Positive affirmations have been great when we need some positive energy. But they can be great to incorporate into your healthy relationship with your family as well.
Our daily schedule is pretty full. We start at 6 o’clock in the morning and leave the house by seven. We take the boys to school and afterward decide if we want to go back to bed or push forward to get a workout in. One of the most important things is making sure we keep our family’s needs first, but making time for our own needs is right up there too. Because as everyone knows you can’t pour from an empty cup. It’s how we foster loving relationships. Positive affirmations have become such a powerful tool for our boys, I decided that maybe some positive family affirmations could be great for us as well.
Can family affirmations help you be a better parent?
I think one of the good things about this blog is that it has allowed me to be vulnerable and open about situations I wouldn’t have. It has been a great way for me to connect with other people, especially mothers who have sometimes felt overwhelmed and anxious. Sometimes my emotional health struggles. Whenever I am not feeling like myself I try to do my best to navigate it. In my subconscious mind, I think I have everything under control. However, whenever I hit tough times it affects my parenting.
I can barely put into words or describe how that makes me feel. I have to remind myself that I take amazing care of my family. And every member of my family is loved and cared for. Because when I’m not okay it changes our family dynamic. Hearing kind words from my kids banishes all of the negative thoughts.
Positive affirmations for when I am struggling as a mom:
- I must take care of myself so I can take care of those I love
- My family loves and values me as a mother
- I am the best parent I can be
- I am doing my best
- I am a positive role model
What is an affirmation for the family?
We love starting the day off with positive statements for the boys. But just like some people start the day in prayer we make sure to start with daily affirmations. As parents, we want to make sure our family life doesn’t mirror what the kids might be exposed to out in the world. Being able to protect our children and be their safe space is what we want for our children. We know our family’s strength lies in our loving words and positive influence.
What are some positive affirmations for family issues?
Having a reliable village and/or support system that you can depend on is so important. However when there is family drama or toxic family members that can be hard. There is also a lot of stigma surrounding therapy and mental health, especially in the black community. I want my kids to know that we will always be a supportive family and put their needs first. I want my kids to learn how to recognize when they just can’t handle certain societal pressures or if they are having a hard time coping. Depression and anxiety are so prevalent among adolescents, so I want to always keep healthy communication going about the importance of self-care.
Family Affirmations:
- Black is beautiful
- We are blessed
- My family helps me through difficult situations
- Everyone’s feelings are valid
- My family is supportive, and always there for me even through difficult times
- I hear you, I see you
- Our time together as a family is treasured and invaluable.

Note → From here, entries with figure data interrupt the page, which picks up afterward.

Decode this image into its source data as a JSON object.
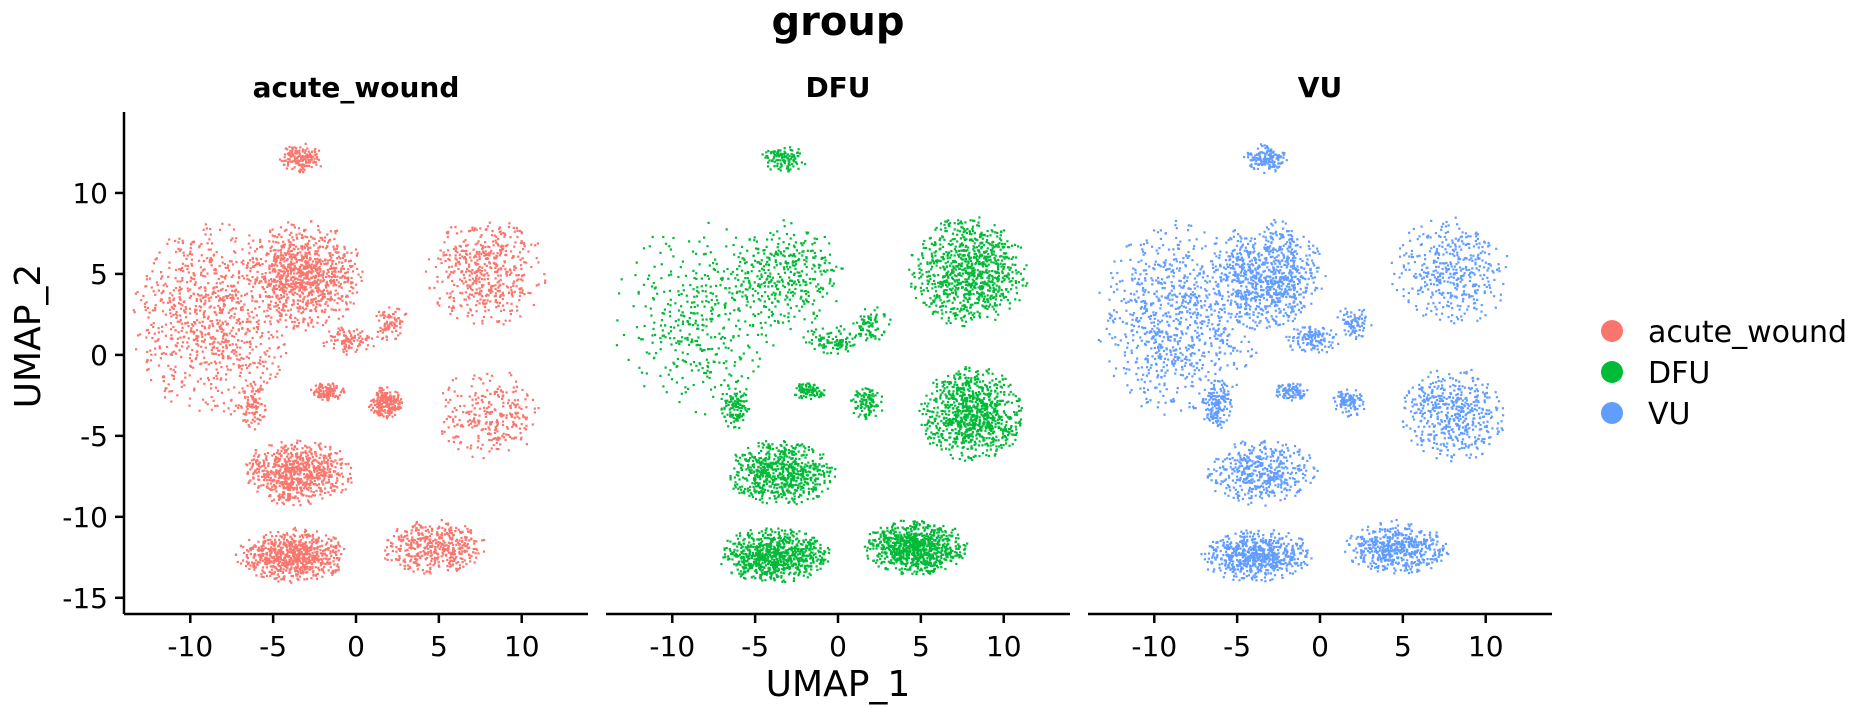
{
  "chart_data": {
    "type": "scatter",
    "title": "group",
    "xlabel": "UMAP_1",
    "ylabel": "UMAP_2",
    "xlim": [
      -14,
      14
    ],
    "ylim": [
      -16,
      15
    ],
    "x_ticks": [
      -10,
      -5,
      0,
      5,
      10
    ],
    "y_ticks": [
      10,
      5,
      0,
      -5,
      -10,
      -15
    ],
    "x_tick_labels": [
      "-10",
      "-5",
      "0",
      "5",
      "10"
    ],
    "y_tick_labels": [
      "10",
      "5",
      "0",
      "-5",
      "-10",
      "-15"
    ],
    "grid": false,
    "legend_position": "right",
    "facets": [
      {
        "name": "acute_wound",
        "color": "#F8766D"
      },
      {
        "name": "DFU",
        "color": "#00BA38"
      },
      {
        "name": "VU",
        "color": "#619CFF"
      }
    ],
    "legend": [
      {
        "label": "acute_wound",
        "color": "#F8766D"
      },
      {
        "label": "DFU",
        "color": "#00BA38"
      },
      {
        "label": "VU",
        "color": "#619CFF"
      }
    ],
    "clusters": [
      {
        "cx": -8.6,
        "cy": 2.3,
        "rx": 4.4,
        "ry": 5.3,
        "weights": [
          1.0,
          0.45,
          0.95
        ]
      },
      {
        "cx": -3.2,
        "cy": 5.0,
        "rx": 3.1,
        "ry": 3.0,
        "weights": [
          1.0,
          0.4,
          0.9
        ]
      },
      {
        "cx": 7.8,
        "cy": 5.2,
        "rx": 3.2,
        "ry": 3.0,
        "weights": [
          0.55,
          1.0,
          0.45
        ]
      },
      {
        "cx": 8.0,
        "cy": -3.6,
        "rx": 2.8,
        "ry": 2.6,
        "weights": [
          0.3,
          1.0,
          0.55
        ]
      },
      {
        "cx": -3.6,
        "cy": -7.2,
        "rx": 3.0,
        "ry": 1.8,
        "weights": [
          0.8,
          0.75,
          0.5
        ]
      },
      {
        "cx": -3.9,
        "cy": -12.3,
        "rx": 3.0,
        "ry": 1.5,
        "weights": [
          0.8,
          0.9,
          0.7
        ]
      },
      {
        "cx": 4.6,
        "cy": -11.8,
        "rx": 2.8,
        "ry": 1.5,
        "weights": [
          0.5,
          1.0,
          0.6
        ]
      },
      {
        "cx": -3.3,
        "cy": 12.2,
        "rx": 1.2,
        "ry": 0.8,
        "weights": [
          0.4,
          0.3,
          0.4
        ]
      },
      {
        "cx": 1.7,
        "cy": -2.9,
        "rx": 0.9,
        "ry": 0.9,
        "weights": [
          0.6,
          0.3,
          0.3
        ]
      },
      {
        "cx": -1.8,
        "cy": -2.2,
        "rx": 0.9,
        "ry": 0.5,
        "weights": [
          0.4,
          0.3,
          0.3
        ]
      },
      {
        "cx": -6.3,
        "cy": -3.0,
        "rx": 0.8,
        "ry": 1.4,
        "weights": [
          0.25,
          0.3,
          0.4
        ]
      },
      {
        "cx": 2.0,
        "cy": 2.0,
        "rx": 1.0,
        "ry": 1.0,
        "weights": [
          0.2,
          0.2,
          0.2
        ]
      },
      {
        "cx": -0.5,
        "cy": 1.0,
        "rx": 1.5,
        "ry": 0.8,
        "weights": [
          0.25,
          0.25,
          0.3
        ]
      }
    ]
  }
}
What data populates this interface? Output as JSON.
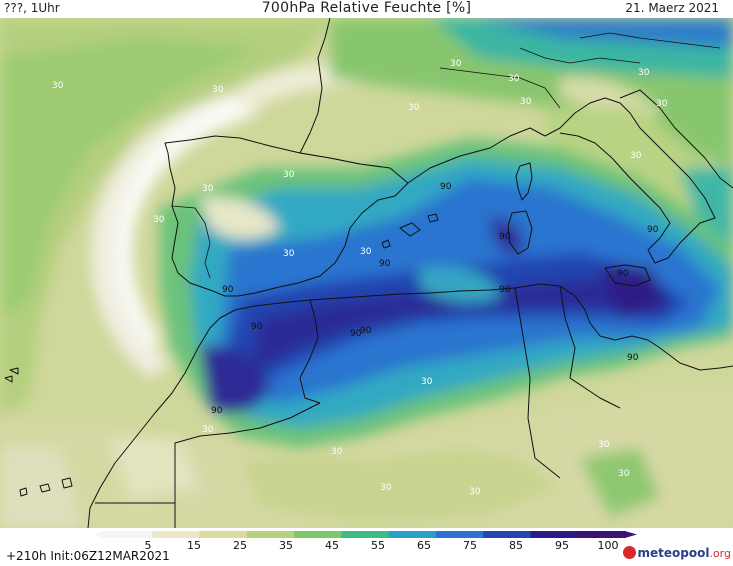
{
  "header": {
    "left": "???, 1Uhr",
    "title": "700hPa Relative Feuchte [%]",
    "date": "21. Maerz 2021"
  },
  "footer": {
    "run_info": "+210h  Init:06Z12MAR2021",
    "brand_main": "meteopool",
    "brand_suffix": ".org"
  },
  "colorbar": {
    "ticks": [
      "5",
      "15",
      "25",
      "35",
      "45",
      "55",
      "65",
      "75",
      "85",
      "95",
      "100"
    ],
    "colors": [
      "#f4f4f4",
      "#ece8c4",
      "#d8dca0",
      "#b6d27e",
      "#7ec86a",
      "#3fbb86",
      "#2aa0c4",
      "#2b73cf",
      "#2445b0",
      "#2d1a86",
      "#3b1370"
    ]
  },
  "contour_labels": [
    {
      "text": "30",
      "color": "#ffffff"
    },
    {
      "text": "90",
      "color": "#111111"
    }
  ],
  "map": {
    "region": "Western Mediterranean / Iberia / North Africa"
  }
}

- We are a happy family, full of life and love.
- I am grateful to have such a supportive and involved family.
- We give each other unconditional love
- I am worthy of the love I receive from my family
- My family is there when I need emotional support
- There is value in everything we do
- Whatever we do today will be enough
- we will always try to keep open minds
- we are doing a good job
- If we need personal space we will ask for it
- Taking time for myself is not only okay, but it’s also necessary
- I do not need to and cannot be everything to everyone
- Our family is a team
- My family encourages me
- I am grateful for everyone in my family
- My family provides me with stability and support
“We must love each other and support each other. We have nothing to lose but our chains.“
Assata Shakur, activist
Do affirmations have to be said out loud?
Even though I am a firm believer that words have power, I also believe in positive thoughts. You don’t have to always do affirmations out loud for them to have power. You can say them silently on days when you are having rest, recovery, and reflection. Or even when you need a timeout from a bad day.
What are the benefits of positive affirmations?
Making sure that our family prioritizes our family mental health is how we stay in good health. Because taking care of our minds and body are vital. I have always been really transparent about my own struggles with postpartum depression and anxiety. Mental health is really important to us and I want to always make sure my family is okay. I want my kids to know help is always available. I don’t want them to ever suppress their feelings or not speak when something is bothering them.
We take family mental health days as often as we need them. Not only do we get to spend quality time with each other but when we prioritize our needs we notice a positive change. I’m hoping that this will be an opportunity for me to teach our children to identify the signs of when they are feeling overwhelmed. To listen to their bodies and to sharpen their emotional skills.
Erica Johnson says
Thank you so much for your transparency! I’m a new Mom and I’m learning the importance of taking time for self-care, my bubs is 19 months. I try to just take things one day at a time. Hope you’re having a better day today!